The Affordable Care Act’s (ACA’s) insurance reforms aimed to create a set of favorable market conditions to help the small-group and individual markets perform more like the well-functioning large-group market. Thus one way to measure the effectiveness of the ACA’s reforms is to observe the extent to which these market segments have converged in terms of profitability and premiums or have continued to differ on such measures. In this post, we consider whether the three market segments report similar — or substantially different —financial performance during the first four years of the ACA.

Bringing Large-Group Performance to the Individual and Small-Group Markets

The large-group segment has, for many reasons, always been seen as an effective market: coverage is relatively comprehensive; insurers accept all applicants; the risk pool is diverse because people are covered by virtue of their employment; overhead costs per person are comparatively low; premiums are highly subsidized; and everyone in a group is charged the same amount. Prior to the ACA, the individual and small-group markets lacked some or all of these features, to varying degrees.  

A core aim of the ACA’s market reforms was to bring these favorable features to the individual and small-group markets. It did so by requiring coverage of essential health benefits, banning medical underwriting, setting minimum medical loss ratios, subsidizing premiums, and requiring age-adjusted community rating. Although these increase the unsubsidized costs of insurance, they create market conditions that provide more coverage and consumer protection. This tradeoff produces social benefits as long as they are achieved without greatly exceeding large group premiums, or without causing large losses for insurers.

One way, then, to see how well these market reforms have worked is to observe whether financial conditions among these market segments have converged. To do so, we assembled financial performance data for each market segment over six years, with information coming from insurers’ financial reports to the federal government. This view provides only a rough, yet instructive, gauge of how the ACA’s market reforms have worked.

How Are the Market Segments Performing?

Looking first to average premiums and medical claims, the small- and large-group markets began and ended the 2012–17 period at levels very similar to each other. However, the individual market experienced sharp increases, driven by major changes in the ACA. The law opened this market segment up to people with significant health conditions and made coverage much more comprehensive.

Despite these large increases, at the end of 2017, the individual market remained well aligned with the small- and large-group markets in terms of premiums and medical claims. After the initial jump in medical claims in 2014 when all of the ACA’s reforms took effect, claims expenses in the individual market leveled off to modest increases similar to — and actually a bit less than — those in the group markets. This relative stability was achieved prior to changes that the Trump administration made to market rules, which are not reflected in these data.

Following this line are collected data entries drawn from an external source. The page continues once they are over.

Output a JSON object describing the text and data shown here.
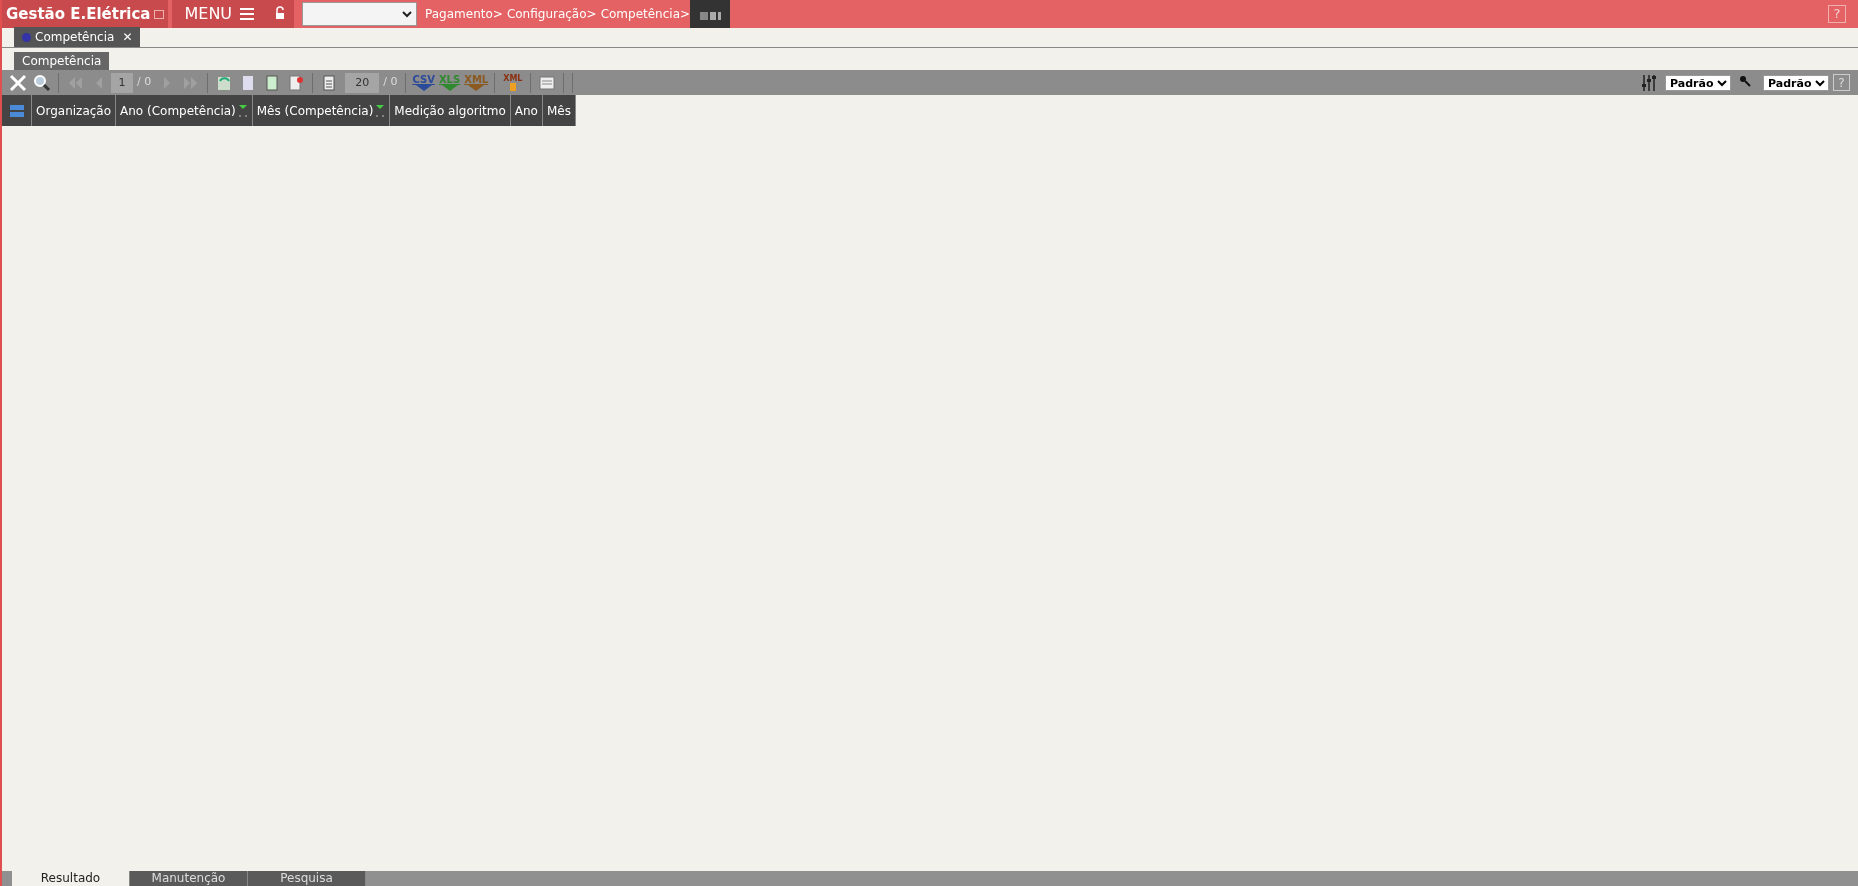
{
  "top_bar": {
    "app_title": "Gestão E.Elétrica",
    "menu_label": "MENU",
    "breadcrumb": [
      "Pagamento>",
      "Configuração>",
      "Competência>"
    ],
    "help": "?"
  },
  "open_tabs": [
    {
      "label": "Competência",
      "close": "✕",
      "selected": true
    }
  ],
  "section_tab": "Competência",
  "toolbar": {
    "page": "1",
    "page_total": "/ 0",
    "page_size": "20",
    "size_total": "/ 0",
    "exports": [
      {
        "label": "CSV",
        "color": "#2b4a9a"
      },
      {
        "label": "XLS",
        "color": "#2f8a2f"
      },
      {
        "label": "XML",
        "color": "#8a5a20"
      }
    ],
    "import_label": "XML",
    "selects": [
      "Padrão",
      "Padrão"
    ],
    "help": "?"
  },
  "table": {
    "columns": [
      {
        "label": "Organização",
        "sorted": false
      },
      {
        "label": "Ano (Competência)",
        "sorted": true
      },
      {
        "label": "Mês (Competência)",
        "sorted": true
      },
      {
        "label": "Medição algoritmo",
        "sorted": false
      },
      {
        "label": "Ano",
        "sorted": false
      },
      {
        "label": "Mês",
        "sorted": false
      }
    ]
  },
  "bottom_tabs": [
    {
      "label": "Resultado",
      "selected": true
    },
    {
      "label": "Manutenção",
      "selected": false
    },
    {
      "label": "Pesquisa",
      "selected": false
    }
  ]
}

When we look at health insurers’ profitability, there have been substantial changes in the individual market compared with the relatively steady small- and large-group markets. After full reform took effect in 2014, small-group insurers’ bottom lines took a small hit but remained profitable overall and by 2017 had regained the profitability they had prior to reforms.

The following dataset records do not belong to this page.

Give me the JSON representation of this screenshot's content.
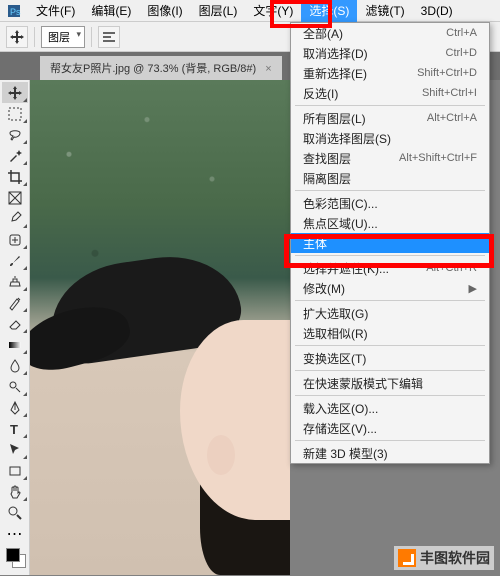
{
  "menubar": {
    "items": [
      "文件(F)",
      "编辑(E)",
      "图像(I)",
      "图层(L)",
      "文字(Y)",
      "选择(S)",
      "滤镜(T)",
      "3D(D)"
    ],
    "active_index": 5
  },
  "toolbar": {
    "layer_dropdown": "图层"
  },
  "tab": {
    "title": "帮女友P照片.jpg @ 73.3% (背景, RGB/8#)",
    "close": "×"
  },
  "dropdown": {
    "sections": [
      [
        {
          "label": "全部(A)",
          "shortcut": "Ctrl+A"
        },
        {
          "label": "取消选择(D)",
          "shortcut": "Ctrl+D"
        },
        {
          "label": "重新选择(E)",
          "shortcut": "Shift+Ctrl+D"
        },
        {
          "label": "反选(I)",
          "shortcut": "Shift+Ctrl+I"
        }
      ],
      [
        {
          "label": "所有图层(L)",
          "shortcut": "Alt+Ctrl+A"
        },
        {
          "label": "取消选择图层(S)",
          "shortcut": ""
        },
        {
          "label": "查找图层",
          "shortcut": "Alt+Shift+Ctrl+F"
        },
        {
          "label": "隔离图层",
          "shortcut": ""
        }
      ],
      [
        {
          "label": "色彩范围(C)...",
          "shortcut": ""
        },
        {
          "label": "焦点区域(U)...",
          "shortcut": ""
        },
        {
          "label": "主体",
          "shortcut": "",
          "highlight": true
        }
      ],
      [
        {
          "label": "选择并遮住(K)...",
          "shortcut": "Alt+Ctrl+R"
        },
        {
          "label": "修改(M)",
          "shortcut": "▶"
        }
      ],
      [
        {
          "label": "扩大选取(G)",
          "shortcut": ""
        },
        {
          "label": "选取相似(R)",
          "shortcut": ""
        }
      ],
      [
        {
          "label": "变换选区(T)",
          "shortcut": ""
        }
      ],
      [
        {
          "label": "在快速蒙版模式下编辑",
          "shortcut": ""
        }
      ],
      [
        {
          "label": "载入选区(O)...",
          "shortcut": ""
        },
        {
          "label": "存储选区(V)...",
          "shortcut": ""
        }
      ],
      [
        {
          "label": "新建 3D 模型(3)",
          "shortcut": ""
        }
      ]
    ]
  },
  "watermark": {
    "text": "丰图软件园"
  }
}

The individual market reacted more sharply. Because of steep increases in their medical loss ratios, insurers incurred substantial losses for individual coverage during the first few years of the ACA. However, pricing corrections in 2017 brought profits that year up to what was seen in the small- and large-group markets. In fact, in terms of profitability, the individual market performed better than it did before the ACA. This more sustainable pricing has resulted in premiums that are very close to those for small- and large-group policies.

This high-level account obscures important differences. Prices and profitability can vary widely across states, based on differences in market conditions and regulatory implementation. Also, within the individual market, there are significant differences between plans that are and are not ACA-compliant. Finally, although premiums, claims, and profits are very similar among market segments, there are differences in coverage levels because bronze plans are more prevalent and gold plans less prevalent in the individual than the group markets.

Nevertheless, the view from this vantage point depicts much more market convergence than divergence, at least through 2017. It remains to be seen whether this relative stability will persist following increased availability of plans that are not compliant with the ACA in the individual and small-group markets and judicial challenges to the ACA’s constitutionality.